Otoño de 2018. O, dicho de otra manera, poco más de año y medio. Ese es el tiempo que habrá que esperar para poder pasear por la nueva Gran Vía de Madrid. Los coches, motos y autobuses cederán parte de su espacio a las bicicletas, los árboles y, sobre todo, a los peatones. El ayuntamiento de la capital ha compartido las fotos del proyecto, cuyas obras comenzarán en enero y se ocuparán, durante ocho meses, de cambiar para siempre la cara de una de las calles más famosas e icónicas de España.

El principal objetivo: ganar espacios de paseo y multiplicar la vegetación. Las aceras de la Gran Vía serán ahora varios metros más anchas, y todas estarán salpicadas de árboles. Y la distribución de la calzada también se alterará de forma significativa: si bien ahora los protagonistas de esta arteria son los coches y los autobuses, con tres carriles en cada sentido, el nuevo proyecto plantea una mayor convivencia con las bicicletas. Así, desde Plaza de España hasta la plaza del Callao habrá ahora cinco vías, una de ellas exclusiva para bicis, y de Callao hasta Cibeles, los carriles se reducirán a cuatro, dos para buses y taxis y otros dos para bicis y vehículos privados.

Las seis plazas salpicadas a lo largo de la Gran Vía, como la mítica del Callao, también serán remodeladas, y el ayuntamiento anunciará próximamente los pormenores de la remodelación de la Plaza de España, punto final de la calle antes de arrancar la también castiza calle de la Princesa.
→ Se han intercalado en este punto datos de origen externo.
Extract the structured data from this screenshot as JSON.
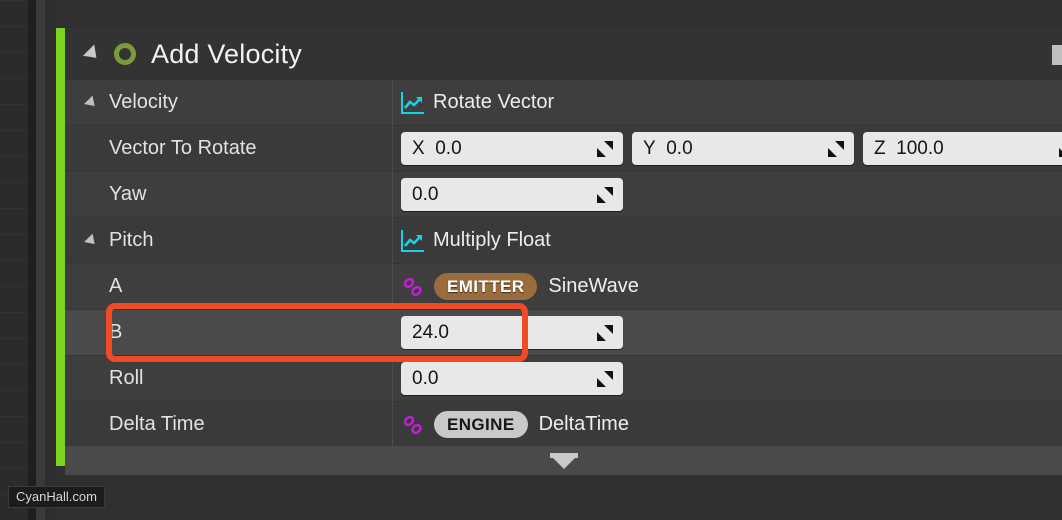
{
  "module": {
    "title": "Add Velocity",
    "expander_icon": "triangle-collapse-icon",
    "status_icon": "green-ring-icon",
    "edge_icon": "panel-edge-icon"
  },
  "rows": [
    {
      "id": "velocity",
      "label": "Velocity",
      "indent": "ind-1",
      "has_tri": true,
      "kind": "function",
      "func": "Rotate Vector",
      "func_icon": "line-chart-icon"
    },
    {
      "id": "vector-to-rotate",
      "label": "Vector To Rotate",
      "indent": "ind-2",
      "has_tri": false,
      "kind": "vector3",
      "fields": [
        {
          "axis": "X",
          "value": "0.0"
        },
        {
          "axis": "Y",
          "value": "0.0"
        },
        {
          "axis": "Z",
          "value": "100.0"
        }
      ]
    },
    {
      "id": "yaw",
      "label": "Yaw",
      "indent": "ind-2",
      "has_tri": false,
      "kind": "number",
      "value": "0.0"
    },
    {
      "id": "pitch",
      "label": "Pitch",
      "indent": "ind-3",
      "has_tri": true,
      "kind": "function",
      "func": "Multiply Float",
      "func_icon": "line-chart-icon"
    },
    {
      "id": "a",
      "label": "A",
      "indent": "ind-4",
      "has_tri": false,
      "kind": "pin",
      "pin_icon": "link-chain-icon",
      "badge": "EMITTER",
      "badge_style": "emitter",
      "pin_name": "SineWave"
    },
    {
      "id": "b",
      "label": "B",
      "indent": "ind-4",
      "has_tri": false,
      "kind": "number",
      "value": "24.0",
      "selected": true,
      "highlighted": true
    },
    {
      "id": "roll",
      "label": "Roll",
      "indent": "ind-2",
      "has_tri": false,
      "kind": "number",
      "value": "0.0"
    },
    {
      "id": "delta-time",
      "label": "Delta Time",
      "indent": "ind-2",
      "has_tri": false,
      "kind": "pin",
      "pin_icon": "link-chain-icon",
      "badge": "ENGINE",
      "badge_style": "engine",
      "pin_name": "DeltaTime"
    }
  ],
  "footer": {
    "expander_icon": "expand-down-icon"
  },
  "watermark": {
    "text": "CyanHall.com"
  },
  "colors": {
    "accent_green": "#7ed321",
    "annotation_red": "#f04a26",
    "chart_cyan": "#12d3e8",
    "pin_magenta": "#c91ae0",
    "emitter_badge": "#9a6b3c",
    "engine_badge": "#c9c9c9",
    "panel_bg": "#3e3e3e",
    "header_bg": "#333333"
  }
}
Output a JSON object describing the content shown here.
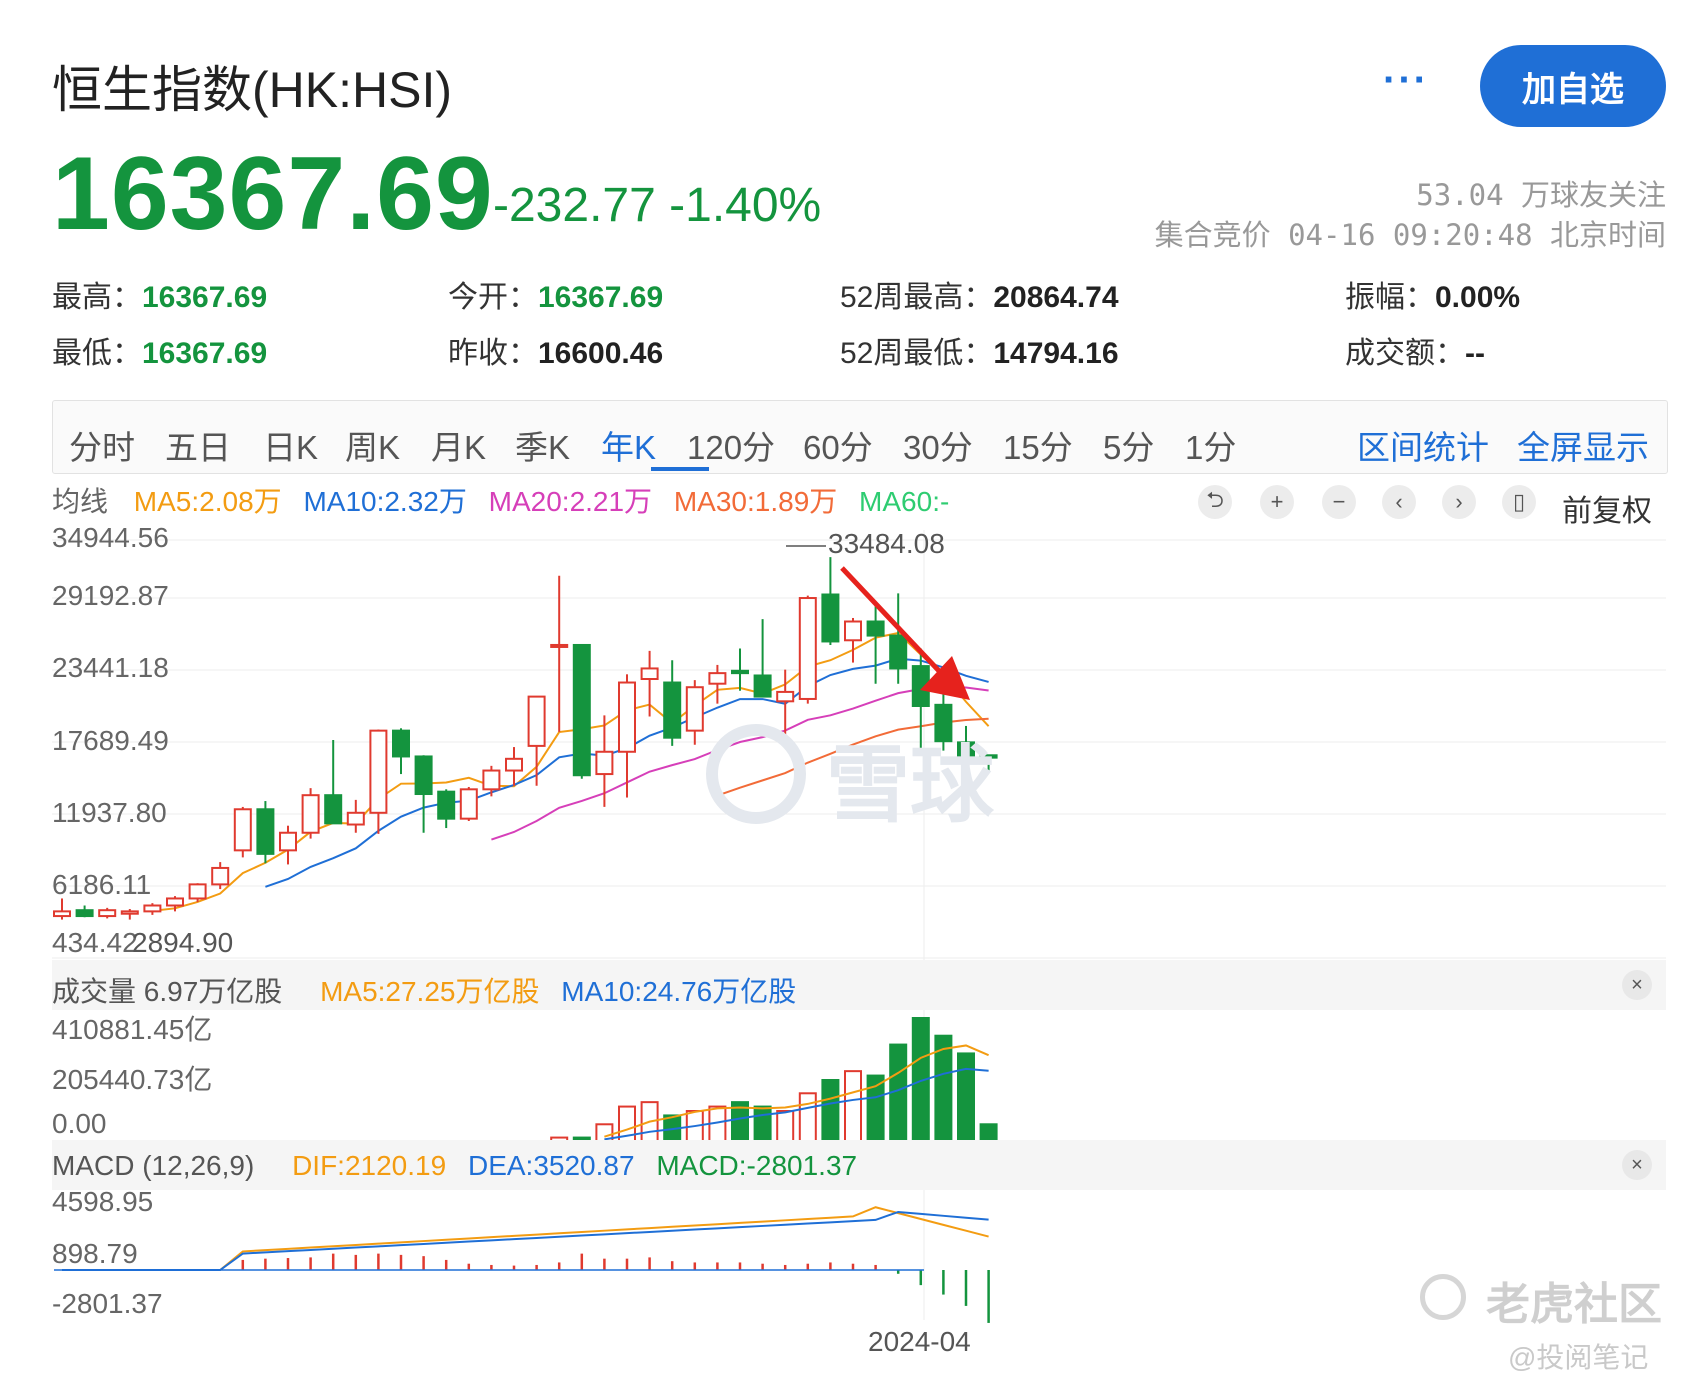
{
  "header": {
    "title": "恒生指数(HK:HSI)",
    "more_label": "···",
    "add_button": "加自选",
    "price": "16367.69",
    "change": "-232.77 -1.40%",
    "followers": "53.04 万球友关注",
    "status": "集合竞价 04-16 09:20:48 北京时间"
  },
  "stats": [
    {
      "label": "最高：",
      "value": "16367.69"
    },
    {
      "label": "今开：",
      "value": "16367.69"
    },
    {
      "label": "52周最高：",
      "value": "20864.74"
    },
    {
      "label": "振幅：",
      "value": "0.00%"
    },
    {
      "label": "最低：",
      "value": "16367.69"
    },
    {
      "label": "昨收：",
      "value": "16600.46"
    },
    {
      "label": "52周最低：",
      "value": "14794.16"
    },
    {
      "label": "成交额：",
      "value": "--"
    }
  ],
  "tabs": [
    "分时",
    "五日",
    "日K",
    "周K",
    "月K",
    "季K",
    "年K",
    "120分",
    "60分",
    "30分",
    "15分",
    "5分",
    "1分"
  ],
  "active_tab": "年K",
  "right_links": [
    "区间统计",
    "全屏显示"
  ],
  "ma_legend": {
    "label": "均线",
    "items": [
      {
        "text": "MA5:2.08万",
        "color": "#f39c12"
      },
      {
        "text": "MA10:2.32万",
        "color": "#1f6fd6"
      },
      {
        "text": "MA20:2.21万",
        "color": "#d63fb9"
      },
      {
        "text": "MA30:1.89万",
        "color": "#f26b38"
      },
      {
        "text": "MA60:-",
        "color": "#2ecc71"
      }
    ]
  },
  "controls": {
    "icons": [
      "undo-icon",
      "zoom-in-icon",
      "zoom-out-icon",
      "chevron-left-icon",
      "chevron-right-icon",
      "candle-icon"
    ],
    "glyphs": [
      "⮌",
      "+",
      "−",
      "‹",
      "›",
      "▯"
    ],
    "adjust_label": "前复权"
  },
  "volume_legend": {
    "label": "成交量 6.97万亿股",
    "items": [
      {
        "text": "MA5:27.25万亿股",
        "color": "#f39c12"
      },
      {
        "text": "MA10:24.76万亿股",
        "color": "#1f6fd6"
      }
    ]
  },
  "macd_legend": {
    "label": "MACD (12,26,9)",
    "items": [
      {
        "text": "DIF:2120.19",
        "color": "#f39c12"
      },
      {
        "text": "DEA:3520.87",
        "color": "#1f6fd6"
      },
      {
        "text": "MACD:-2801.37",
        "color": "#14943e"
      }
    ]
  },
  "close_label": "×",
  "watermarks": {
    "xueqiu": "雪球",
    "tiger": "老虎社区",
    "author": "@投阅笔记"
  },
  "colors": {
    "up": "#e03a2f",
    "down": "#14943e",
    "accent": "#1f6fd6"
  },
  "chart_data": {
    "type": "candlestick",
    "price_axis": {
      "ticks": [
        "34944.56",
        "29192.87",
        "23441.18",
        "17689.49",
        "11937.80",
        "6186.11",
        "434.42"
      ],
      "range": [
        434.42,
        34944.56
      ]
    },
    "annotations": {
      "max": "33484.08",
      "min": "2894.90"
    },
    "x_label": "2024-04",
    "candles": [
      {
        "o": 2900,
        "h": 4400,
        "l": 2600,
        "c": 3300
      },
      {
        "o": 3400,
        "h": 3800,
        "l": 2800,
        "c": 2900
      },
      {
        "o": 2900,
        "h": 3600,
        "l": 2700,
        "c": 3400
      },
      {
        "o": 3100,
        "h": 3500,
        "l": 2600,
        "c": 3300
      },
      {
        "o": 3300,
        "h": 4000,
        "l": 3000,
        "c": 3800
      },
      {
        "o": 3800,
        "h": 4600,
        "l": 3300,
        "c": 4400
      },
      {
        "o": 4400,
        "h": 5700,
        "l": 4100,
        "c": 5600
      },
      {
        "o": 5600,
        "h": 7500,
        "l": 5200,
        "c": 7000
      },
      {
        "o": 8500,
        "h": 12200,
        "l": 7900,
        "c": 12000
      },
      {
        "o": 12000,
        "h": 12700,
        "l": 7400,
        "c": 8200
      },
      {
        "o": 8500,
        "h": 10600,
        "l": 7300,
        "c": 10000
      },
      {
        "o": 10000,
        "h": 13800,
        "l": 9500,
        "c": 13200
      },
      {
        "o": 13200,
        "h": 17900,
        "l": 10800,
        "c": 10800
      },
      {
        "o": 10700,
        "h": 12800,
        "l": 10000,
        "c": 11700
      },
      {
        "o": 11700,
        "h": 18800,
        "l": 9900,
        "c": 18700
      },
      {
        "o": 18700,
        "h": 18900,
        "l": 15000,
        "c": 16500
      },
      {
        "o": 16500,
        "h": 16600,
        "l": 10000,
        "c": 13300
      },
      {
        "o": 13500,
        "h": 13700,
        "l": 10400,
        "c": 11200
      },
      {
        "o": 11200,
        "h": 13900,
        "l": 11000,
        "c": 13700
      },
      {
        "o": 13700,
        "h": 15700,
        "l": 13100,
        "c": 15300
      },
      {
        "o": 15300,
        "h": 17300,
        "l": 14000,
        "c": 16300
      },
      {
        "o": 17400,
        "h": 20800,
        "l": 14000,
        "c": 21600
      },
      {
        "o": 26000,
        "h": 31900,
        "l": 18600,
        "c": 26000
      },
      {
        "o": 26000,
        "h": 26000,
        "l": 14600,
        "c": 14900
      },
      {
        "o": 15000,
        "h": 20000,
        "l": 12200,
        "c": 16900
      },
      {
        "o": 16900,
        "h": 23500,
        "l": 13000,
        "c": 22800
      },
      {
        "o": 23100,
        "h": 25500,
        "l": 19900,
        "c": 24000
      },
      {
        "o": 22800,
        "h": 24700,
        "l": 17400,
        "c": 18100
      },
      {
        "o": 18700,
        "h": 23000,
        "l": 17500,
        "c": 22400
      },
      {
        "o": 22700,
        "h": 24300,
        "l": 21000,
        "c": 23600
      },
      {
        "o": 23800,
        "h": 25700,
        "l": 22100,
        "c": 23600
      },
      {
        "o": 23400,
        "h": 28200,
        "l": 22000,
        "c": 21600
      },
      {
        "o": 21200,
        "h": 23900,
        "l": 17300,
        "c": 22000
      },
      {
        "o": 21400,
        "h": 30200,
        "l": 21000,
        "c": 30000
      },
      {
        "o": 30300,
        "h": 33484,
        "l": 26000,
        "c": 26300
      },
      {
        "o": 26400,
        "h": 28300,
        "l": 24500,
        "c": 28000
      },
      {
        "o": 28000,
        "h": 29500,
        "l": 22700,
        "c": 26800
      },
      {
        "o": 26800,
        "h": 30400,
        "l": 22700,
        "c": 24000
      },
      {
        "o": 24200,
        "h": 25700,
        "l": 16600,
        "c": 20800
      },
      {
        "o": 20900,
        "h": 22800,
        "l": 17000,
        "c": 17800
      },
      {
        "o": 17700,
        "h": 19100,
        "l": 14800,
        "c": 16400
      },
      {
        "o": 16600,
        "h": 16600,
        "l": 15300,
        "c": 16400
      }
    ]
  }
}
Para determinar los detalles más importantes de esta obra se contó con la opinión ciudadana, canalizada a través de una consulta popular elaborada en febrero de este año. 83.100 personas participaron en la encuesta, y más de un 85% estuvieron de acuerdo con priorizar los espacios peatones y más de un 92% se mostraron favorables a que el transporte público también tuviera más espacio que el privado.

La Gran Vía cambiará de nuevo su imagen en 2018, cuando cumpla 108 años. La nueva calle, tan retratada en el cine y en la pintura, escribirá el año que viene una nueva página de su historia, que se sumará a los capítulos firmados por las coronas, las repúblicas y las dictaduras que han discurrido por sus calzadas y aceras. Lo que es seguro es que la antigua Avenida de la Unión Soviética, después Avenida de José Antonio Primo y Rivera y, finalmente, Gran Vía, seguirá latiendo con fuerza y canalizando el sentimiento de madrileños y visitantes.